Adults only! This is a powerful drink. Urban legend (in California and popular Mexican resorts) has it that the matcha tea in this fire-bomb of a drink actually helps to prevent a hangover. In any case, it’s dangerously easy to make. Here’s how:
Prepare about 6 ounces of matcha tea and pour it into a large drinking mug, not a bowl. Add 2 ounces of tequila. Squeeze one lime into the mixture and add 2 tablespoons of honey. Hide your car keys, appoint a designated driver and enjoy this odd, but incredibly delicious, mixture of old Japan, modern Mexico and happiness.
Mexico is a coffee country, but it does have a tea culture of sorts if one considers herbal drinks fair game. One of the greatest things about Mexico is that it is a nation that absorbs cultural influences from both south and north. Whatever is popular in the U.S. or Canada quickly makes its way “south of the border.”
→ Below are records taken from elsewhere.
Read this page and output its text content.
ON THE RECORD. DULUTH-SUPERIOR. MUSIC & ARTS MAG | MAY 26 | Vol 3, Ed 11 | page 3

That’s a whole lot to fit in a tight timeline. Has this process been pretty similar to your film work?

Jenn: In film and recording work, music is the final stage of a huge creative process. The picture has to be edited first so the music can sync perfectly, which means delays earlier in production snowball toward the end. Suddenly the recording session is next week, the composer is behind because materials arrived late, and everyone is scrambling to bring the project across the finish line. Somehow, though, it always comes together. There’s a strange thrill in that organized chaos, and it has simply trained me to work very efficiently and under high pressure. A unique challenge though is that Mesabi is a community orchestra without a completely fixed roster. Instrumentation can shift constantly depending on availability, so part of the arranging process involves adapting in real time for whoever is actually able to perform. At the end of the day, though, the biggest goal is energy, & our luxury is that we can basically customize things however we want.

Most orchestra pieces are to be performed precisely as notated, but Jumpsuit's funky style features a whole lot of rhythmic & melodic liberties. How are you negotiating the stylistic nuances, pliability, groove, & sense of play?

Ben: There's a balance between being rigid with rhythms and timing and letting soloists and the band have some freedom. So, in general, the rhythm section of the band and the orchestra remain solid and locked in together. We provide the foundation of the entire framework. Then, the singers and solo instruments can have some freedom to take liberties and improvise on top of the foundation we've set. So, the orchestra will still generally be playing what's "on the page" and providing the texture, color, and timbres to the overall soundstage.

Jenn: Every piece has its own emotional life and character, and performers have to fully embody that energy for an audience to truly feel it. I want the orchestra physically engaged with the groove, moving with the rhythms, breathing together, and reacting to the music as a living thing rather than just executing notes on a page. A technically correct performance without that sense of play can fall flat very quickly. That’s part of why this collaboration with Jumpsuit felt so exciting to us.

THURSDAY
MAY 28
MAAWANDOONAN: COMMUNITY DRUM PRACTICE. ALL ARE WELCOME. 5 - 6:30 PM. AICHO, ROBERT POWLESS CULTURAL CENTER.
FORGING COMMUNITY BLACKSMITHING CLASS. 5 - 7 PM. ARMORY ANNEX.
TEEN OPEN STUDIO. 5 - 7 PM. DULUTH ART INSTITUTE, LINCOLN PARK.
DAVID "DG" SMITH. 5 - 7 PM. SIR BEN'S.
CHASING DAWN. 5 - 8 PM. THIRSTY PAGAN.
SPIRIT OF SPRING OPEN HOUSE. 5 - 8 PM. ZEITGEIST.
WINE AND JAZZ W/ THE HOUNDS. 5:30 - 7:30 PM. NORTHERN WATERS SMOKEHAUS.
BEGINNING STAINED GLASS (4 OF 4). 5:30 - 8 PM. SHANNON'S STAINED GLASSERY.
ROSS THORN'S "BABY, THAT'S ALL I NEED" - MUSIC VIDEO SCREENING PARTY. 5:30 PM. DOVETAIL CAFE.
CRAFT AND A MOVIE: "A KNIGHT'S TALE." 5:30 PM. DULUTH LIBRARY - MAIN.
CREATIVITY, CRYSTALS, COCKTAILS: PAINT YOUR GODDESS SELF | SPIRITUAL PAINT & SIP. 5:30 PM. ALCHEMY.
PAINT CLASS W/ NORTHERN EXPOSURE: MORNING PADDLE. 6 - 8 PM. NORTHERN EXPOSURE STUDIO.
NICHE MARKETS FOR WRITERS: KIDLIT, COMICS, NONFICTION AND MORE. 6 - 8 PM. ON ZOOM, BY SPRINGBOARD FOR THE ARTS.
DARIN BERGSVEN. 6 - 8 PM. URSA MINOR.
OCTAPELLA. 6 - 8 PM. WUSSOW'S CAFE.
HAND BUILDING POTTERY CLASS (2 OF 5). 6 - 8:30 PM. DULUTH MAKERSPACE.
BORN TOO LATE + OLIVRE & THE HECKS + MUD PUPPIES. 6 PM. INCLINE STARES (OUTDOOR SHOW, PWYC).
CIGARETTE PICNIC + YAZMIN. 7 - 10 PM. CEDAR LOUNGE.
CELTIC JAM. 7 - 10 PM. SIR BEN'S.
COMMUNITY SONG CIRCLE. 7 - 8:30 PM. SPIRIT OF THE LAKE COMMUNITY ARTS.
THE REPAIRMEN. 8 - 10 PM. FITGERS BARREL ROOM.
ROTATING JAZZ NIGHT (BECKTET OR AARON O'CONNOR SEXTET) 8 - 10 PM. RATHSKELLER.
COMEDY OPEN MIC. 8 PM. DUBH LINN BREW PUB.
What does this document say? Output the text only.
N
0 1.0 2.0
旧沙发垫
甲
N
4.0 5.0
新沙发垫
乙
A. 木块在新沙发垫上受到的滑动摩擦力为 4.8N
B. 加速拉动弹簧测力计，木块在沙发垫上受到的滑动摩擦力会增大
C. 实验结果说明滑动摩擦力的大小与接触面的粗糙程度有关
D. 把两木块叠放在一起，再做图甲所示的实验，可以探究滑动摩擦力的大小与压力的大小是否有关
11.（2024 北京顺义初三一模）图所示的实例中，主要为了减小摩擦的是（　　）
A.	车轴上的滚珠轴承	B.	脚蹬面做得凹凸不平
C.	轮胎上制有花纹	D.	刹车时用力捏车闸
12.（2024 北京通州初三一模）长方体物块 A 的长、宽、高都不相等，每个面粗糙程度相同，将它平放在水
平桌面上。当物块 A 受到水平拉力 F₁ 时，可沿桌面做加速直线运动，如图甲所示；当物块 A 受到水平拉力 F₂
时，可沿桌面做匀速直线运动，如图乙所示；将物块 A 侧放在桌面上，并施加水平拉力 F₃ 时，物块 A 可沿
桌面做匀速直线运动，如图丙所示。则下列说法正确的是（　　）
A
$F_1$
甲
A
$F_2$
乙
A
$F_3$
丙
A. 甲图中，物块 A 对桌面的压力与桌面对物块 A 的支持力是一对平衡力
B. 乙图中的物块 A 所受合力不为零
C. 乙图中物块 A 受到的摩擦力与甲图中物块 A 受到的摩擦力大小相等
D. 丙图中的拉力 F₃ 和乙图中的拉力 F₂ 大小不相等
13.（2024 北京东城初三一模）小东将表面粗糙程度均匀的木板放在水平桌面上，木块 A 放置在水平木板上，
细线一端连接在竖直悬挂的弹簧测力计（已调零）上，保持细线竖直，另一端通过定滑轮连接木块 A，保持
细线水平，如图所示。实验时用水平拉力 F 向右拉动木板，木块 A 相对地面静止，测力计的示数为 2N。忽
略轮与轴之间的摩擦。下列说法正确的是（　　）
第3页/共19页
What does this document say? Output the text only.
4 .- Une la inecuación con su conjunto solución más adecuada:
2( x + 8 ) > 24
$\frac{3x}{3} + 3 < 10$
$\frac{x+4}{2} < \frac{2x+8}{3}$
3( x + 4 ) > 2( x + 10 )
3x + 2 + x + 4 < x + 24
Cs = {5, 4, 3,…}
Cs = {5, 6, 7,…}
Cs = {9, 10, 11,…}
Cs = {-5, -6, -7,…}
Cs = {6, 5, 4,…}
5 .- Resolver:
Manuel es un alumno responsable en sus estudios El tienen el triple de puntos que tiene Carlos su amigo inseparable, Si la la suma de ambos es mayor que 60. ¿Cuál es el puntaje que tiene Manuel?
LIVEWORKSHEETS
The same goes for Latin American and South American cultural trends, which naturally seep north and make their way to Mexico City and elsewhere. Anyone lucky enough to spend a few weeks in Mexico is always in awe of the country’s size, rich history, friendly people, breathtaking scenery and of course the fantastic food and drinks. Champurrado, poleo and yerba buena mint teas alone are worth a trip to the Jewel of the Pacific, Mexico.